TransCanada still sees producer support for Keystone XL pipeline
CALGARY TransCanada Corp. said it still expects commercial support for its controversial Keystone XL oil pipeline, tamping down speculation that it was having trouble finding customers for the longdelayed line.
Keystone XL, which was rejected by the Obama administration before being revived by U.S. President Donald Trump this year, would boost TransCanada’s dividend growth, the company said in a statement Friday. Media reports in recent weeks said that the company was having trouble signing up customers for the pipeline, conceived to help move crude from Alberta’s oilsands to refineries on the U.S. Gulf Coast.
TransCanada said earlier this year that it was working to sign new shippers following years of delays. Given the time it took to gain federal approval, TransCanada said it expected some shippers to reduce their volume commitments and that other new customers would be introduced. The company said on Thursday that it’s soliciting additional commitments to ship oil on Keystone XL.
“We’ve had good support from our legacy shippers, which gives us a good base to launch this open season,” Paul Miller, TransCanada’s president of liquids pipelines, said on a conference call.

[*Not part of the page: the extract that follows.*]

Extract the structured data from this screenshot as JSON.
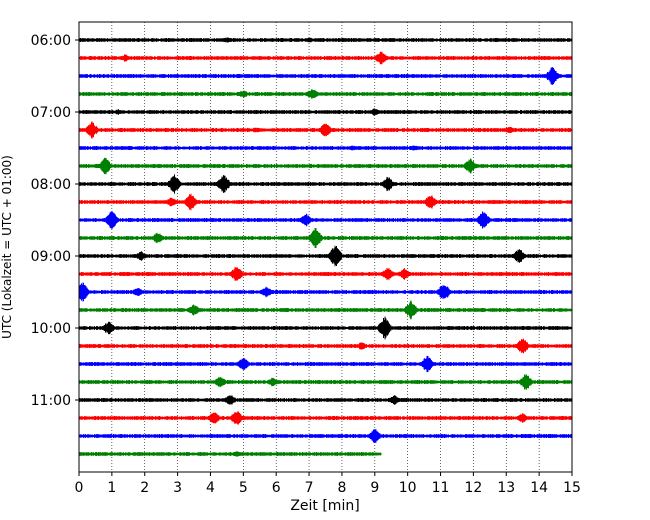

The open season closes on Sept. 28, with the results of the process expected to be finalized in late November, Miller said. The company should also receive its regulatory decisions from Nebraska around that time and will weigh both of those factors in determining whether to proceed with the line, he said. If TransCanada decides to move ahead on Keystone XL, it would need six to nine months to prepare for construction and about two years to build it, he said.
Success in advancing Keystone XL or other growth initiatives such as the Bruce Power life extension may “augment or extend the company’s dividend growth outlook,” chief executive officer Russ Girling said in the statement.
The company plans to increase its annual dividend at the upper end of an eight per cent to 10 per cent range through 2020.
Keystone won votes of confidence from the chief executive officers of Canadian oil producers Cenovus Energy Inc. and Suncor Energy Inc. this week. The CEOs both said they support Keystone and that the Canadian energy industry needs more pipeline capacity. Suncor confirmed that it plans to ship its products on Keystone.
Alberta’s oil producers have long warned that a lack of pipeline space was hurting their prospects. That pipeline pinch may start to hit the industry later this year as Suncor’s massive Fort Hills oilsands project starts to produce oil and Canadian Natural Resources Ltd. completes another phase of expansion at its Horizon mine.
TransCanada is also spending $2 billion to expand its natural gas pipeline network in Western Canada. The upgrades to the Nova Gas system will include 275 kilometres of new pipeline.
The company said on Friday that it was applying to the National Energy Board to expand capacity on its Canadian Mainline.